El proyecto Heakleion, una iniciativa conjunta del Ayuntamiento de San Fernando y las Universidades de Cádiz (UCA) y Córdoba (UCO), busca transformar las hipótesis tradicionales sobre el Templo de Hércules en evidencias materiales concretas. Este esfuerzo se basa en el trabajo de campo, el análisis arqueológico y la revisión de fuentes históricas.
Durante unas jornadas científicas, la alcaldesa de San Fernando, Patricia Cavada, destacó el inicio de una nueva fase en la investigación, calificándola como una estrategia para convertir el patrimonio en un motor de desarrollo local. Este enfoque busca posicionar a la ciudad en el centro de uno de los descubrimientos arqueológicos más significativos del Mediterráneo.
Uno de los anuncios más relevantes fue la nueva interpretación de una pieza encontrada en las excavaciones de Gallineras. Este elemento arqueológico, inicialmente clasificado como cipo funerario, ahora se considera una estela de carácter cultual, datada en el siglo I d.C., posiblemente durante el reinado del emperador Trajano.
“"Esta iniciativa no solo responde a una deuda histórica, sino que forma parte de una estrategia para convertir el patrimonio en motor de desarrollo."
La estela, labrada en sus cuatro caras y diseñada para ser visible, presenta iconografía vinculada a altares y prácticas rituales. Esto sugiere su uso en espacios secundarios del santuario dedicados a actividades religiosas y comerciales. La pieza muestra similitudes con hallazgos en Puteoli, reforzando la teoría de un santuario conectado a redes económicas orientales y al culto de la tríada Melkart, Baal o Astarté, con una notable influencia de comerciantes fenicios y púnicos de Tiro.
Los investigadores Antonio Monterroso (Universidad de Córdoba) y Lázaro Lagóstena (Universidad de Cádiz) también han identificado en el entorno de San Fernando un área conocida como Ad Herculem, donde se habría ubicado una 'mansio' romana. Este hallazgo, junto con la evidencia de intensa actividad en la zona de Gallineras, la antigua Vía Heráclea y el canal de Sancti Petri, sugiere que el templo formaba parte de un complejo económico, religioso y logístico de gran importancia.

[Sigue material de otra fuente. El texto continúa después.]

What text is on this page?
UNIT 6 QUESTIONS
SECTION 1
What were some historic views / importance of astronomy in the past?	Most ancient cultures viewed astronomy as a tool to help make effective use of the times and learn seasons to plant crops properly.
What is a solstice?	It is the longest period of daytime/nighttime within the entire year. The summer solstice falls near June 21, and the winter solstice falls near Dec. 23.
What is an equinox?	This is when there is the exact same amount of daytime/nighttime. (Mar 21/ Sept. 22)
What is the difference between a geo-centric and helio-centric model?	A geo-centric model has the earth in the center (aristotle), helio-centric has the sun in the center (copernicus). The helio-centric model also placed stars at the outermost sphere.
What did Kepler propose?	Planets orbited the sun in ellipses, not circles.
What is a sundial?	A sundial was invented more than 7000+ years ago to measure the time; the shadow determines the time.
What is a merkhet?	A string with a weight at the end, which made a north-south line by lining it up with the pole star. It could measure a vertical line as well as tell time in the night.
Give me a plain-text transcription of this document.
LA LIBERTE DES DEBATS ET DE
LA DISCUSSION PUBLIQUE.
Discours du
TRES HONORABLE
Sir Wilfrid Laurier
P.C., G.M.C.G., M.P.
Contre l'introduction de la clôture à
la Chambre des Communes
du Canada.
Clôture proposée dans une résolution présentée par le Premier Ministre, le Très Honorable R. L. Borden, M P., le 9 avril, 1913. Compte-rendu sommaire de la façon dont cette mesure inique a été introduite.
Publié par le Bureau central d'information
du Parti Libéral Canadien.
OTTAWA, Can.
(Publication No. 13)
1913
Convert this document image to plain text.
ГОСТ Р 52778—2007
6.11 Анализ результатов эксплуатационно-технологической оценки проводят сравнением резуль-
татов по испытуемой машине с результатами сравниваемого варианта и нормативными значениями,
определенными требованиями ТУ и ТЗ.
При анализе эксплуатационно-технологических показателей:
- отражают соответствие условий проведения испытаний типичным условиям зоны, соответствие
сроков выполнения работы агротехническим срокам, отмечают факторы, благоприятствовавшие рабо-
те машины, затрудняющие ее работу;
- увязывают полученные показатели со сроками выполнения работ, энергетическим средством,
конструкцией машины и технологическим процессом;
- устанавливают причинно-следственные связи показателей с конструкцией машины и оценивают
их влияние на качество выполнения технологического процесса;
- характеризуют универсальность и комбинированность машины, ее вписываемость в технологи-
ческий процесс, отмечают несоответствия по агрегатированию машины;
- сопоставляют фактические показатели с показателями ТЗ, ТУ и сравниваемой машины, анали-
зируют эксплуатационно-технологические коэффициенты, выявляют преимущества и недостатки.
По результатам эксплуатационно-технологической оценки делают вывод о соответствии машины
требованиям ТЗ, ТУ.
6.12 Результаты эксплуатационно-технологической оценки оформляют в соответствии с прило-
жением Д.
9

Aunque la ubicación exacta del templo aún no se ha confirmado, estos indicios materiales representan la primera prueba sólida de actividad cultual en el área del Heracleion. Los expertos señalan que el santuario no estaría dedicado exclusivamente a Hércules, sino que integraría otras divinidades fenicias, reflejando la complejidad religiosa del enclave. Se estima que el templo mantuvo una continuidad excepcional durante aproximadamente quince siglos, desde el siglo IX a.C. hasta la época tardorromana.